Characters have always had a defined role in a group. The "archetypical" party of fighter, mage, cleric, thief has pretty much always worked better than any other 4 member party composition. It seems to me that all they are really doing is making sure that the other classes are reasonable substitutes for those 4 classes.
As far as your example of a guy that thinks D&D should be "run like a computer game", it's possible he simply thought that your players would have actually enjoyed it -more- if you did it the way the book laid it out. He may have even been right. Since you gave no actual details about the change made and the reasons for making it, it's hard to say.
I think mapping out encounters will do more good than harm.
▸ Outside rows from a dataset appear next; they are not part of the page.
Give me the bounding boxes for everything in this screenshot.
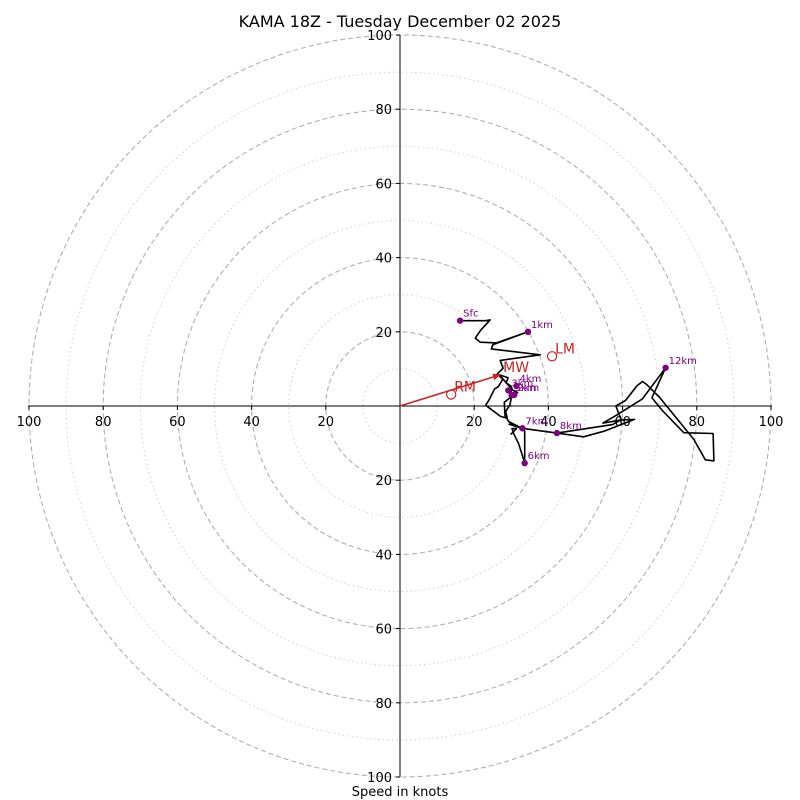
y-tick-label: 100 [367,29,392,44]
x-tick-label: 20 [318,415,335,430]
storm-motion-marker-RM [445,389,457,400]
x-tick-label: 40 [540,415,557,430]
x-tick-label: 80 [95,415,112,430]
height-label-4km: 4km [519,374,541,385]
x-tick-label: 100 [759,415,784,430]
height-point-12km [662,364,669,371]
y-tick-label: 100 [367,771,392,786]
x-tick-label: 80 [689,415,706,430]
height-point-8km [553,429,561,437]
height-label-6km: 6km [528,451,550,462]
chart-title: KAMA 18Z - Tuesday December 02 2025 [239,12,562,31]
height-label-1km: 1km [531,320,553,331]
height-label-7km: 7km [525,416,547,427]
mean-wind-arrowhead [492,373,501,381]
x-tick-label: 20 [466,415,483,430]
wind-profile-line [460,319,715,464]
y-tick-label: 20 [375,474,392,489]
y-tick-label: 40 [375,548,392,563]
y-tick-label: 60 [375,623,392,638]
height-point-Sfc [456,317,464,324]
hodograph-trace [460,319,715,464]
storm-motion-label-RM: RM [454,379,476,395]
x-tick-label: 40 [243,415,260,430]
y-tick-label: 60 [375,177,392,192]
x-tick-label: 60 [169,415,186,430]
height-point-3km [505,387,512,394]
height-point-4km [513,382,520,390]
x-axis-label: Speed in knots [352,785,449,800]
y-tick-label: 80 [375,103,392,118]
height-label-8km: 8km [560,421,582,432]
y-tick-label: 40 [375,252,392,267]
height-point-1km [524,328,532,335]
y-tick-label: 80 [375,697,392,712]
height-point-5km [508,392,515,399]
height-label-12km: 12km [669,356,697,367]
y-tick-labels: 100 80 60 40 20 20 40 60 80 100 [367,29,400,786]
height-label-Sfc: Sfc [463,309,478,320]
x-tick-label: 100 [17,415,42,430]
storm-motion-marker-LM [546,351,558,362]
storm-motion-markers: RM LM MW [445,341,575,400]
storm-motion-label-MW: MW [503,360,529,376]
y-tick-label: 20 [375,326,392,341]
height-label-3km: 3km [511,378,533,389]
height-label-5km: 5km [515,383,537,394]
storm-motion-label-LM: LM [555,341,575,357]
height-label-2km: 2km [517,383,539,394]
height-point-6km [521,459,528,467]
height-point-7km [519,425,526,432]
Planning out the actions of a group of 5-10 monsters isn't really an easy thing, and can slow down combat alot. Plus, it's sometimes easy to forget even the most important of monster special abilities when you are trying to get a combat moving quickly. It seems like the system they are working on will help overcome those problems.
As far as encouraging RP goes, that's one of life's great mysteries. People that like to RP are generally going to do it. People that don't, generally won't. Other games like Vampire(just an example) might seem like they encourage RP, but I suspect what they really do is discourage the people that don't want to RP from playing the game at all. The more a game talks about RP, getting into character, and stuff like that, the more likely your "rules only" types are going to close the book and never open it again. I'm not really sure there's much a game system can do to actually encourage RP.